Mon Dec 4th through Sat the 9th, 2017 at Long Beach Convention Center
Seems like this paper will attract a lot of interest. Not doing a detailed review since it looks like it will be a definite accept.
This paper presents Deep Voice 2, and neural TTS system that is able to generate voices from multiple speakers. This is a solid paper.
The paper would benefit from addressing a few points:
- there is no mention of training and, in particular, inference time. The original WaveNet is notably slow, how do these systems perform?
- why use different sampling frequencies for different systems? I don't believe there is a technical hurdle in using the same sampling frequency for all, and it would be easier to compare MOS scores.
- the paper mentions that giving the ground truth may influence the MOS for other methods: why not test that by splitting raters into two groups, those that get to listen to the ground truth and those that don't, and comparing the results?
This paper presents a solid piece of work on the speaker-dependent neural TTS system, building on previous works of Deep Voice and Tacotron architecture. The key idea is to learn a speaker-dependent embedding vector jointly with the neural TTS model. The paper is clearly written, and the experiments are presented well.
My comments are as follows.
-- the speaker embedding vector approach is very similar to the speaker code approach for speaker adaptation studied in ASR, e.g.,
Ossama Abdel-Hamid, Hui Jiang, "Fast speaker adaptation of hybrid NN/HMM model for speech recognition based on discriminative learning of speaker code", ICASSP 2013
This should be mentioned in the paper. ASR researchers later find that using fixed speaker embeddings such i-vectors can work equally well (or even better). It would be interesting if the authors could present some experimental results on that. The benefit is that you may be able to do speaker adaptation fairly easily, without learning the speaker embedding as the presented approach.
--in the second of paragraph of Sec. 3, you mentioned that the phoneme duration and frequency models are separated in this work. Can you explain your motivation?
--the CTC paper from A. Graves should be cited in section 3.1. Also, CTC is not a good alignment model for ASR, as it is trained by marginalizing over all the possible alignments. For ASR, the alignments from CTC may be very biased from the ground truth.

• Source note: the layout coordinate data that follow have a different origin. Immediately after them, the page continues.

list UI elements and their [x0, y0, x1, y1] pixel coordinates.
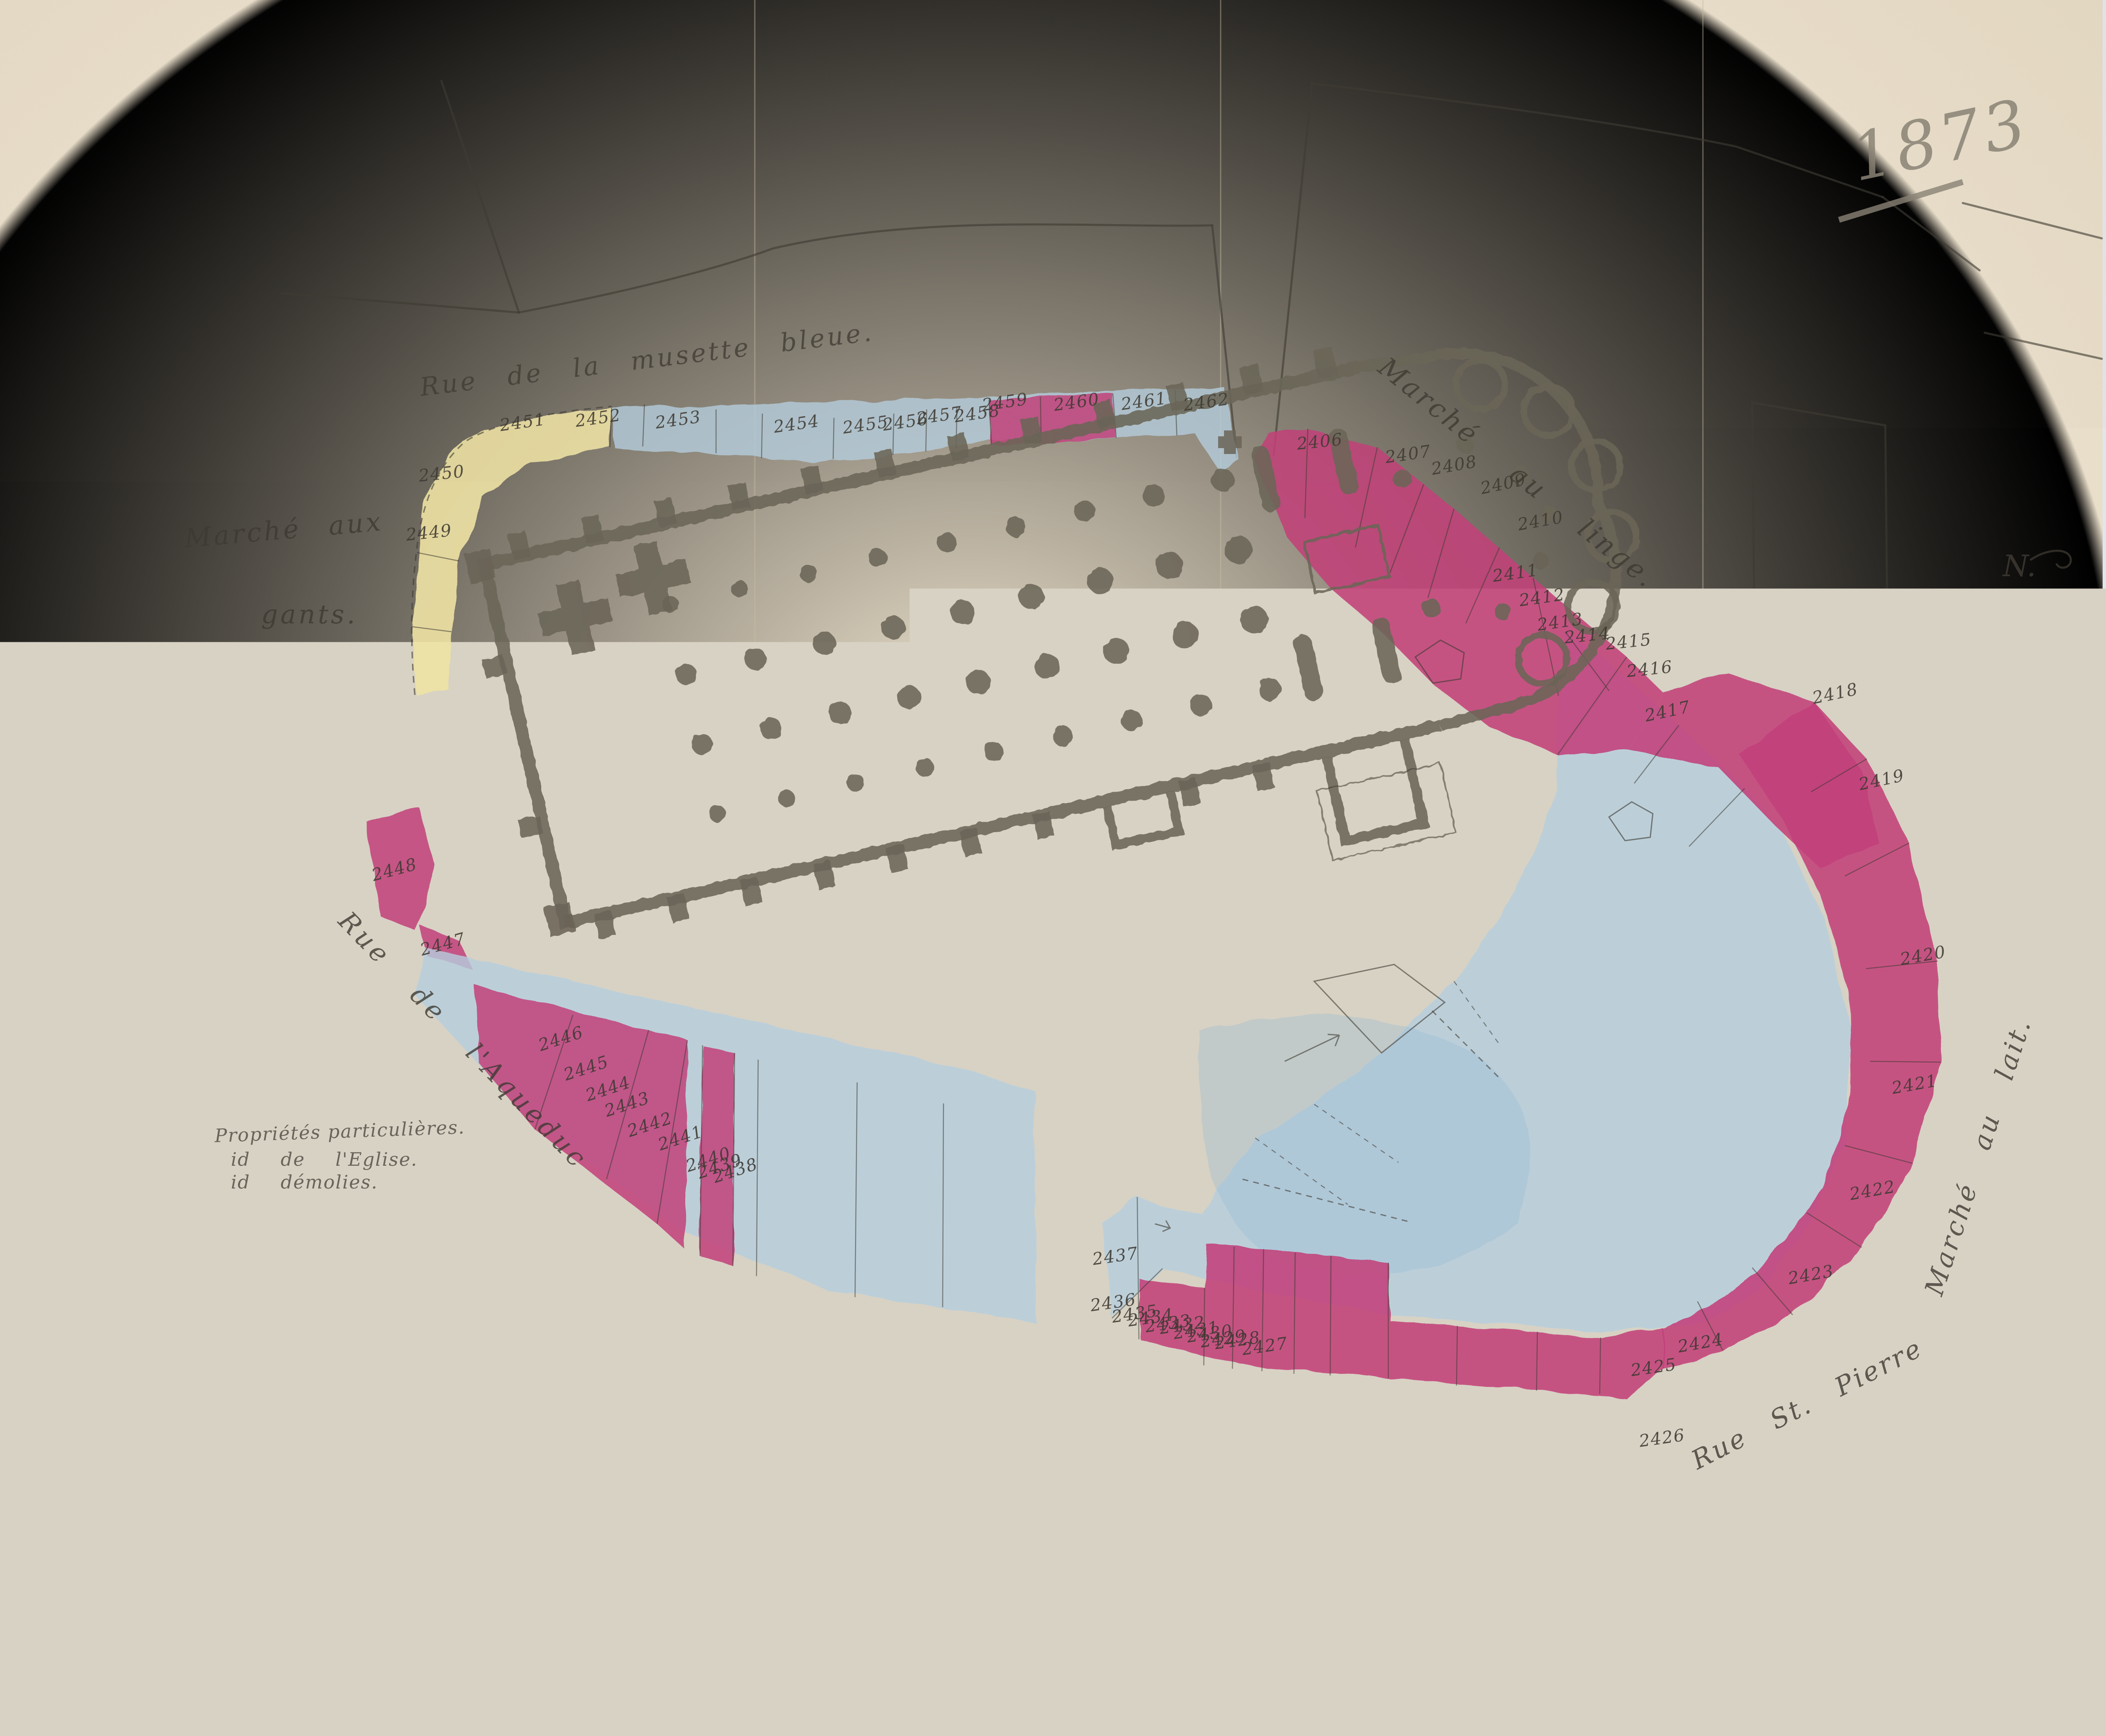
- street-label-gants-line2: gants.: [261, 599, 358, 630]
- scale-fraction-denominator: 500: [449, 1448, 483, 1469]
- scale-tick-30: 30: [526, 1383, 544, 1400]
- legend-label-church: id de l'Eglise.: [231, 1149, 418, 1170]
- scale-subtick-digit: 0: [201, 1391, 207, 1402]
- legend-swatch-private: [157, 1124, 204, 1146]
- sheet-note-numerator: 7: [741, 1461, 754, 1484]
- scale-tick-40: 40: [645, 1383, 664, 1400]
- legend-label-demolished: id démolies.: [231, 1172, 378, 1193]
- scan-edge-strip: [2103, 0, 2106, 1736]
- legend-swatch-church: [157, 1146, 204, 1167]
- legend-swatch-demolished: [157, 1167, 204, 1188]
- plan-canvas: Rue de la musette bleue. Marché au linge…: [0, 0, 2106, 1736]
- scale-tick-10: 10: [286, 1383, 304, 1400]
- scanned-map-sheet: Rue de la musette bleue. Marché au linge…: [0, 0, 2106, 1736]
- north-label: N.: [2002, 549, 2036, 583]
- scale-tick-20: 20: [405, 1383, 424, 1400]
- sheet-note-denominator: 12: [735, 1487, 760, 1510]
- sheet-note-year: 73: [765, 1471, 790, 1494]
- scale-fraction-numerator: 1: [460, 1424, 471, 1445]
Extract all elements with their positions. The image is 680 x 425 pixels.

I am curious how much segmentation error do you have, and have you tried some other segmentation models, e.g., segmental RNN?
--in Table 1, can you present comparisons between Deep Voice and Tocotron with the same sample frequency?
--is Deep Voice 2 trained end-to-end, or the modules are trained separately? It would be helpful to readers to clarify that.
--the speaker embedding are used as input to several different modules, some ablation experiments in the appendix would be helpful to see how much difference it would make for each module.